Justiça Eleitoral proíbe propaganda de André do Prado por excesso de Tarcísio

A Justiça Eleitoral determinou a proibição de inserção televisiva de André do Prado por descumprimento do limite legal de participação de apoiadores na propaganda.

A Justiça Eleitoral proferiu decisão determinando a suspensão de propaganda eleitoral do candidato ao Senado por São Paulo, André do Prado (PL). A medida, tomada pela juíza Domitila Manssur, fundamenta-se no descumprimento do limite legal de participação de apoiadores em peças publicitárias, especificamente quanto à presença do governador Tarcísio de Freitas (Republicanos).

Contexto da Controvérsia Eleitoral

A ação foi movida pela Coligação Desperta São Paulo, que questionou a estrutura de uma inserção televisiva de 30 segundos. Segundo a representação, a peça publicitária concentrava a narrativa e a identidade visual na figura de Tarcísio de Freitas, utilizando jingles e fotografias que, na visão da acusação, desvirtuavam o tempo de exposição permitido por lei para apoiadores.

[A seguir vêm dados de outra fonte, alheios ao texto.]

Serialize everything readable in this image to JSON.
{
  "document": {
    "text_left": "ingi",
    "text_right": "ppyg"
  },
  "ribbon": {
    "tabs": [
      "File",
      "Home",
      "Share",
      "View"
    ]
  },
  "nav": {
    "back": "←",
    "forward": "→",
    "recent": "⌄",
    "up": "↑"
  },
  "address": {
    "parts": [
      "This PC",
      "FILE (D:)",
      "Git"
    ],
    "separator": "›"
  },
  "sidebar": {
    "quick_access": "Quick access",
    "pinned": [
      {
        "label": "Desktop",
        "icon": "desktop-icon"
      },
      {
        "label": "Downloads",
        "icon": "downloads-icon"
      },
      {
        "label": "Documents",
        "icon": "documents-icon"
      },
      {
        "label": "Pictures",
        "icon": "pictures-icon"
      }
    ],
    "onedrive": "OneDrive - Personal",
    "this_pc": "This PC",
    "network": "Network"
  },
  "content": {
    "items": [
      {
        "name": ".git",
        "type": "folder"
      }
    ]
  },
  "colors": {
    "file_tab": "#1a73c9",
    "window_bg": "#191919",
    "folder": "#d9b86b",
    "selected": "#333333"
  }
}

Fundamentação da Decisão Judicial

Em sua decisão, a magistrada esclareceu critérios fundamentais para a aferição do tempo de propaganda. A juíza destacou que o cálculo do limite de 25% do tempo de exibição não se restringe apenas aos momentos em que o apoiador aparece isolado na tela, mas abrange a integração de voz, nome e imagem na estrutura da peça.

A magistrada fixou multa de R$ 10 mil para cada reexibição indevida do material após a intimação oficial, reforçando o caráter coercitivo da decisão para garantir a paridade de armas no pleito.

A defesa de André do Prado argumentou que a presença conjunta dos políticos decorre da trajetória institucional, visto que o candidato presidiu a Assembleia Legislativa de São Paulo (Alesp) durante a gestão de Tarcísio. Contudo, o entendimento judicial prevaleceu no sentido de que a exaltação da figura do governador ocupou a quase totalidade dos 30 segundos, superando o teto legal de 7,5 segundos.

Impactos Práticos para a Advocacia Eleitoral

  • Rigidez no Cálculo de Tempo: Escritórios devem orientar suas assessorias de marketing a realizar o cálculo de tempo considerando a totalidade da peça, incluindo menções sonoras e elementos gráficos, e não apenas o tempo de tela do apoiador.
  • Precedente sobre Imagem Institucional: A decisão reforça que a trajetória pública compartilhada não exime a campanha do cumprimento das normas de propaganda, sendo necessário cautela na exposição de aliados.
  • Gestão de Risco: A multa fixada de R$ 10 mil por reexibição demonstra a importância de uma revisão jurídica preventiva (compliance eleitoral) antes da veiculação de materiais, evitando prejuízos financeiros e a retirada forçada de conteúdos do ar.